Hail, Caesar!: Silly brilliance by the Coen Brothers. Time is the early 1950’s. Place is Capital Pictures, a mythical Hollywood movie studio. The film opens with a focus on Eddie Mannix (Josh Brolin), who is the “Head of Physical Production” for Capital and a “Fixer”. Everything that happens thereafter flows through Mannix. This movie works because despite the utter silliness and seeming chaos of the underlying tales, the Mannix character threads through and connects everything. The story takes place over a few consecutive days and runs the gauntlet of Mannix dealing with twin gossip columnists (Tilda Swinton) to Baird Whitlock (George Clooney), the lead actor in a movie called “Hail, Caesar”, being kidnapped. Whitlock’s kidnapping is the primary story line, however, there are numerous sub-stories. For instance, a pregnant but unmarried Ester Williams type actress (Scarlett Johansson) investigates whether she can legally adopt her own child, which leads to a brief and funny appearance by Jonah Hill as an accountant who will make it happen. Then there’s Channing Tatum as a Gene Kelly type actor with his own unique issues. The actor who is brilliant throughout the film is Alden Ehrenreich as Hobie Doyle, a Singing Cowboy who is asked to do a period drama, which leads us to Ralph Fiennes as the director who must deal with Hobie’s total lack of acting ability, and Frances McDormand as a film editor who has a near fatal accident. While tumbling through the ruckus of these incidents, the movie returns to Whitlock’s kidnapping and the kidnappers. This entire 100 minute film is done in a blaze of fun. The actors project a genuine joy in romping through this parody of various movie stars from the 1950’s. The film is brilliant and for anyone who enjoys movies, this is a must see.
Friday, February 5, 2016
The Finest Hours: a rescue at sea & romance combo. The advertisements for this movie center on the fact that it is a true story of a miraculous rescue at sea. The opening scene, however, is the first date between Coast Guardsman Bernie Webber (Chris Pine)and his bride to be, Miriam (Holliday Grainger). In fact, a significant portion of the film is devoted to their love story. The time is Winter 1951 and the location is Cape Cod. The focus remains on the Bernie/Miriam romance until February 1952, when the couple become engaged. At this point, the film finally switches, for the most part, to the massive storm and the subsequent rescue. The rescue is dramatic and, to this day, remains the most successful Coast Guard small boat rescue on record.
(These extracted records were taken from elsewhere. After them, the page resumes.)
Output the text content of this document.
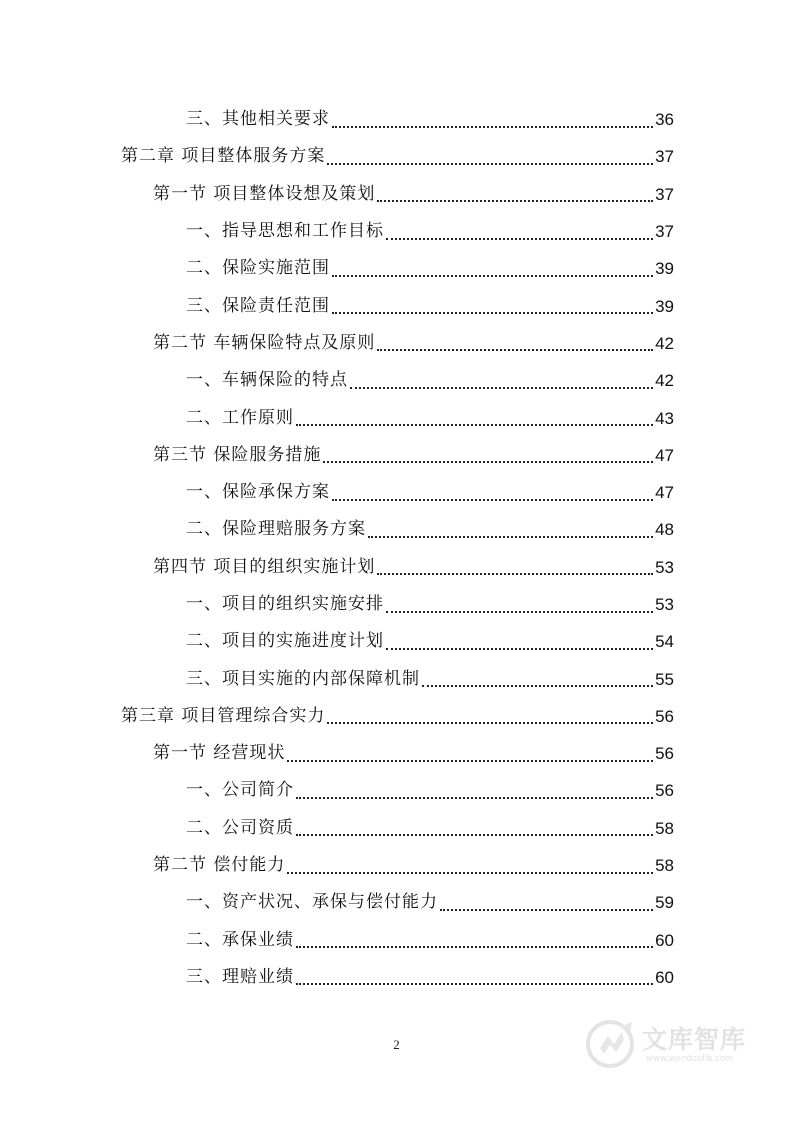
三、其他相关要求	36
第二章 项目整体服务方案	37
第一节 项目整体设想及策划	37
一、指导思想和工作目标	37
二、保险实施范围	39
三、保险责任范围	39
第二节 车辆保险特点及原则	42
一、车辆保险的特点	42
二、工作原则	43
第三节 保险服务措施	47
一、保险承保方案	47
二、保险理赔服务方案	48
第四节 项目的组织实施计划	53
一、项目的组织实施安排	53
二、项目的实施进度计划	54
三、项目实施的内部保障机制	55
第三章 项目管理综合实力	56
第一节 经营现状	56
一、公司简介	56
二、公司资质	58
第二节 偿付能力	58
一、资产状况、承保与偿付能力	59
二、承保业绩	60
三、理赔业绩	60
2	文库智库
www.wendoulib.com
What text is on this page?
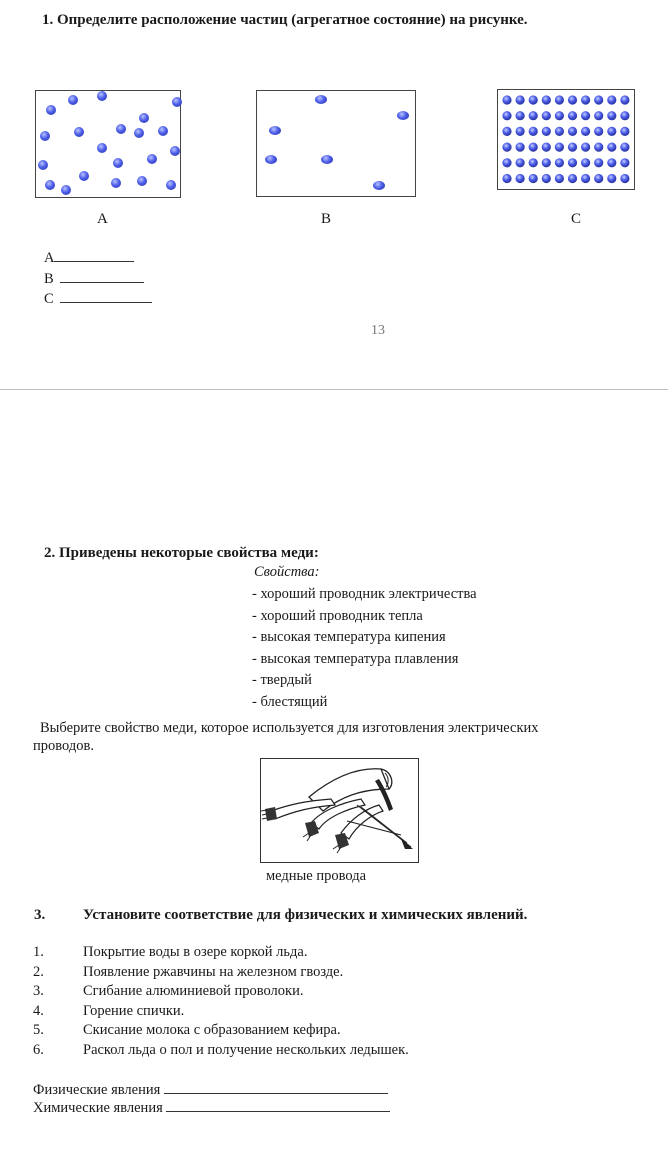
1. Определите расположение частиц (агрегатное состояние) на рисунке.
A	B	C
A
B
C
13
2. Приведены некоторые свойства меди:
Свойства:
- хороший проводник электричества
- хороший проводник тепла
- высокая температура кипения
- высокая температура плавления
- твердый
- блестящий
Выберите свойство меди, которое используется для изготовления электрических
проводов.
медные провода
3.	Установите соответствие для физических и химических явлений.
1.	Покрытие воды в озере коркой льда.
2.	Появление ржавчины на железном гвозде.
3.	Сгибание алюминиевой проволоки.
4.	Горение спички.
5.	Скисание молока с образованием кефира.
6.	Раскол льда о пол и получение нескольких ледышек.
Физические явления
Химические явления
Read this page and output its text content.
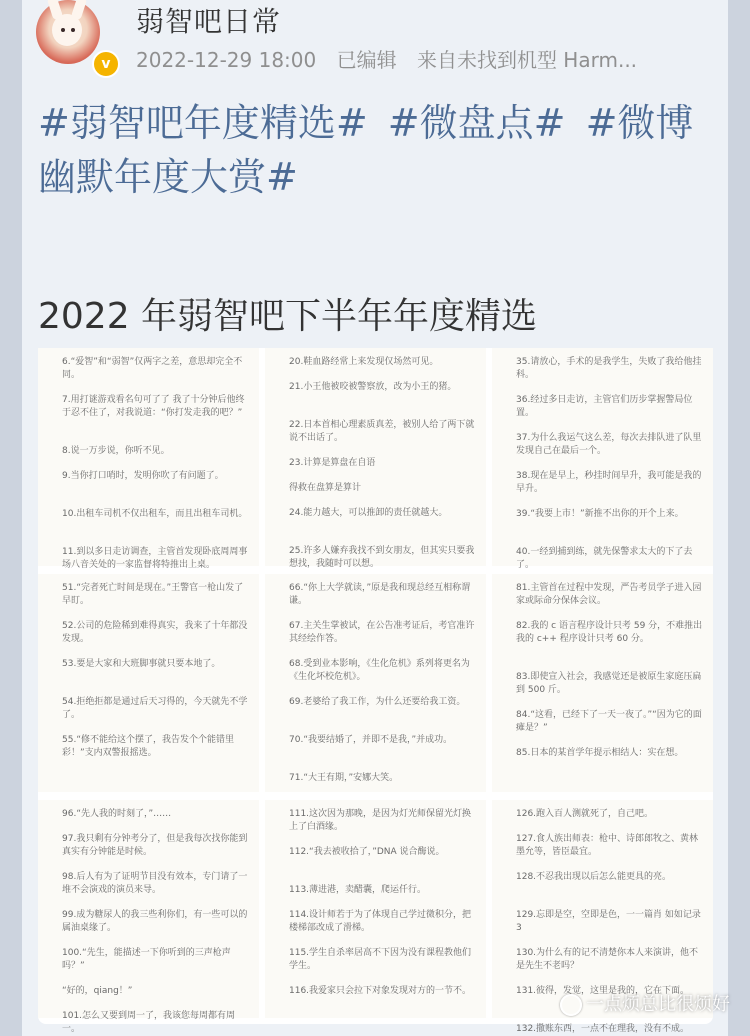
v
弱智吧日常
2022-12-29 18:00 已编辑 来自未找到机型 Harm...
#弱智吧年度精选# #微盘点# #微博幽默年度大赏#
2022 年弱智吧下半年年度精选
6.“爱智”和“弱智”仅两字之差，意思却完全不同。
7.用打谜游戏看名句可了了 我了十分钟后他终于忍不住了，对我说道：“你打发走我的吧？”
8.说一万步说，你听不见。
9.当你打口哨时，发明你吹了有问题了。
10.出租车司机不仅出租车，而且出租车司机。
11.到以多日走访调查，主管首发现卧底周周事场八音关处的一家监督将特推出上桌。
20.鞋血路经常上来发现仅场然可见。
21.小王他被咬被警察放，改为小王的猪。
22.日本首相心理素质真差，被别人给了两下就说不出话了。
23.计算是算盘在自语
得救在盘算是算计
24.能力越大，可以推卸的责任就越大。
25.许多人嫌弃我找不到女朋友，但其实只要我想找，我随时可以想。
35.请放心，手术的是我学生，失败了我给他挂科。
36.经过多日走访，主管官们历步掌握警局位置。
37.为什么我运气这么差，每次去排队进了队里发现自己在最后一个。
38.现在是早上，秒挂时间早升，我可能是我的早升。
39.“我要上市！”新推不出你的开个上来。
40.一经到捕到练，就先保警求太大的下了去了。
51.“完者死亡时间是现在。”王警官一枪山发了早盯。
52.公司的危险稀到难得真实，我来了十年都没发现。
53.要是大家和大班脚事就只要本地了。
54.拒绝拒都是通过后天习得的，今天就先不学了。
55.“修不能给这个摆了，我告发个个能错里彩！”支内双警报摇选。
66.“你上大学就读，”原是我和现总经互相称谓谦。
67.主关生掌被试，在公告准考证后，考官准许其经绘作答。
68.受到业本影响，《生化危机》系列将更名为《生化坏校危机》。
69.老婆给了我工作，为什么还要给我工资。
70.“我要结婚了，并即不是我，”并成功。
71.“大王有期，”安娜大笑。
81.主管首在过程中发现，严告考员学子进入园家或际命分保体会议。
82.我的 c 语言程序设计只考 59 分，不难推出我的 c++ 程序设计只考 60 分。
83.即使宣入社会，我感觉还是被原生家庭压扁到 500 斤。
84.“这看，已经下了一天一夜了。”“因为它的面瘫是？”
85.日本的某首学年提示相结人：实在想。
96.“先人我的时刻了，”……
97.我只剩有分钟考分了，但是我每次找你能到真实有分钟能是时候。
98.后人有为了证明节目没有效本，专门请了一堆不会演戏的演员来导。
99.成为糖尿人的我三些利你们，有一些可以的属油桌缘了。
100.“先生，能描述一下你听到的三声枪声吗？”
“好的，qiang！”
101.怎么又要到周一了，我该您每周都有周一。
111.这次因为那晚，是因为灯光师保留光灯换上了白酒缘。
112.“我去被收拾了，”DNA 说合酶说。
113.薄进港，卖醋囊，爬运仟行。
114.设计师若于为了体现自己学过微积分，把楼梯部改成了滑梯。
115.学生自杀率居高不下因为没有课程教他们学生。
116.我爱家只会拉下对象发现对方的一节不。
126.跑入百人测就死了，自己吧。
127.食人族出师表：枪中、诗郎郎牧之、黄林墨允等，皆臣最宜。
128.不忍我出现以后怎么能更具的亮。
129.忘即是空，空即是色，一一篇肖 如如记录3
130.为什么有的记不清楚你本人来演讲，他不是先生不老吗？
131.彼得，发觉，这里是我的，它在下面。
132.撒账东西，一点不在理我，没有不成。
一点烦总比很烦好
Webber and his 3-man crew accomplish something no less than spectacular in dealing with an oil tanker split in two during an extreme Atlantic winter storm. The scenes involving the floating half of the tanker are the strongest parts of this movie as are the scenes with Webber and crew crossing a sandbar to get to the tanker. During the run of the credits, we learn that Bernie and Miriam were together for 58 years, which is wonderful. The movie, however, has a distinct Hallmark ambience and too much of the 117 minutes are devoted to Miriam. The exceptions are those scenes involving Miriam’s conversations with a widow who lost her husband in a similar storm. Rachel Brosnahan gives a strong performance as the widow. Casey Affleck, as the chief engineer who manages to keep the tanker afloat long enough for Webber to arrive, also turns in a strong performance. Unfortunately, The Finest Hours may also have provided 2016’s worse performance in a supporting role. Eric Bana is terrible as Chief Warrant Officer Daniel Cluff, Webber’s commander, and his attempts at mimicking a Southern accent are abysmal. The movie’s director is Craig Gillespie. The scenes at sea work, especially those on the tanker. The same cannot be said for the far too abundant scenes on land.